= Juan Antonio Morales (politician) =

Spanish politician

Juan Antonio Morales Álvarez (born 13 October 1970) is a Spanish politician.

==Biography==
Born in Badajoz, Extremadura, Morales was the mayor of Lobón in the Province of Badajoz from 1995 to 2012. He was a member of the provincial deputation from 1999 to 2011, when he was elected to the Assembly of Extremadura. He attended an event on 2 December 2016 – Francisco Franco's birthday – in which he received an award from the Franco Foundation for defending the dictator's memory.

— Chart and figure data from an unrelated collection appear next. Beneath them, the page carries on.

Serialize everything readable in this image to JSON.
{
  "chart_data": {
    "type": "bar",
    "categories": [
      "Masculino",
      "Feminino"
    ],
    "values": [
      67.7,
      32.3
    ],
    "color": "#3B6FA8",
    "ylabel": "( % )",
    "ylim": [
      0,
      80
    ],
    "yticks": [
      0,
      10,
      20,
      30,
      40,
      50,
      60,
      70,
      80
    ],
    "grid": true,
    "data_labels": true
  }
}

In October 2014, Morales received two convictions. He had defamed a Lobón councillor by falsely accusing her of selling drugs to children, and had committed a public order offence at a council meeting in Valencia del Ventoso. He was fined €120 and legal costs for the first offence, and was sentenced to eight days of house arrest and a €360 fine for the latter.

In July 2018, Morales left the People's Party (PP) after opposing its regional recognition of the Historical Memory Law. He then joined Vox in September, becoming its first regional deputy. He led his new party in the 2019 Extremaduran regional election, in which they won no seats, having finished under the threshold of 5%.

Morales and several other Extremaduran politicians left Vox in April 2021, accusing it of hypocrisy for employing consultants and permanent staff despite its platform of lowering public spending.